The researchers concluded that their findings provided “strong evidence” that the CACNA1C gene, which is mutated in Timothy syndrome, normally regulates the development of nerve cells in the cortex of the brain. They say that this offers “new insights into the causes of autism in individuals with Timothy syndrome”.


This study has furthered researchers’ understanding of the effects of the Timothy syndrome mutation on nerve cells in the laboratory. This type of research has been made possible because of recent scientific advances that allow researchers to produce different types of cell, including nerves, from stem cells derived from adult skin cells. This has granted them a supply of nerve cells that do not need to be sourced from people’s brains or from animals. The results may be more representative of what happens in humans than if the researchers only studied cells from mice that were genetically engineered to carry the Timothy syndrome mutation. Studying these individual skin-derived nerve cells is unlikely to be fully representative of the complexities of the developing human brain, but is likely to be the best method currently available.

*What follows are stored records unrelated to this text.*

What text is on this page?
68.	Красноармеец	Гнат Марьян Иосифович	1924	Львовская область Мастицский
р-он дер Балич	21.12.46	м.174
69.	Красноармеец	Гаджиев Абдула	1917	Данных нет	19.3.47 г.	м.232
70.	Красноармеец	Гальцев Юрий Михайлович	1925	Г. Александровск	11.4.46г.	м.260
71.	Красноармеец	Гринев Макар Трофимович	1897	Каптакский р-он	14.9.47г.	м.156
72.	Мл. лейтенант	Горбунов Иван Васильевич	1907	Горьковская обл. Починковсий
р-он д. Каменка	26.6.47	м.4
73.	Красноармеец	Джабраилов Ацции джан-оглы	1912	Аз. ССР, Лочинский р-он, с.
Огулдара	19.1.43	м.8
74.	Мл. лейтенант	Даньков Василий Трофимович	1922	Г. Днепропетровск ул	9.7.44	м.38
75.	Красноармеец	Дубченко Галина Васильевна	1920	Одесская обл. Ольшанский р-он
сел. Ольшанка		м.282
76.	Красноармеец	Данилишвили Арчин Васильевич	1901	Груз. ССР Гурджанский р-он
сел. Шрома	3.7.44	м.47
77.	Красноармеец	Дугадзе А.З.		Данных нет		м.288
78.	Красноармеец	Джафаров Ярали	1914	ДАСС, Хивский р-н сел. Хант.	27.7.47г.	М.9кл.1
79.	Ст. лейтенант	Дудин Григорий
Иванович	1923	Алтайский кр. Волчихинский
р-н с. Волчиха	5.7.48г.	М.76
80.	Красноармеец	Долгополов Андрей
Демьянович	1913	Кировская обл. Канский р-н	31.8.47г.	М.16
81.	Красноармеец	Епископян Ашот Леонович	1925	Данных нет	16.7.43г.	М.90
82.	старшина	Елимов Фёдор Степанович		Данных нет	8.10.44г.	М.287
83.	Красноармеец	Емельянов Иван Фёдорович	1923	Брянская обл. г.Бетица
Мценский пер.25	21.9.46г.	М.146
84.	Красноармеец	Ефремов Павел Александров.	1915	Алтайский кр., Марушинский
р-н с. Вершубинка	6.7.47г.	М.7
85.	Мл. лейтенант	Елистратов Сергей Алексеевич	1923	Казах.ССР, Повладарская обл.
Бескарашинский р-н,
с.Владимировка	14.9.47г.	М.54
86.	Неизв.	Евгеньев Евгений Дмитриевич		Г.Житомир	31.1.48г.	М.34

Importantly, although the experimental drug roscovitine was found to reduce the activity of one gene in nerve cells derived from the skin of people with Timothy syndrome, whether this would produce any practical benefit for people with this syndrome is not known. Much more laboratory and animal research would be needed to assess the potential effects (including side effects) of this or similar drugs before they could be tested on people with this syndrome. It is also worth noting that Timothy syndrome is a very rare cause of autism. It is not clear to what extent these findings apply to more common forms of autism.

Overall, further study of these Timothy syndrome nerve cells and in animal models of the syndrome will be needed to confirm the results and improve our understanding of the condition.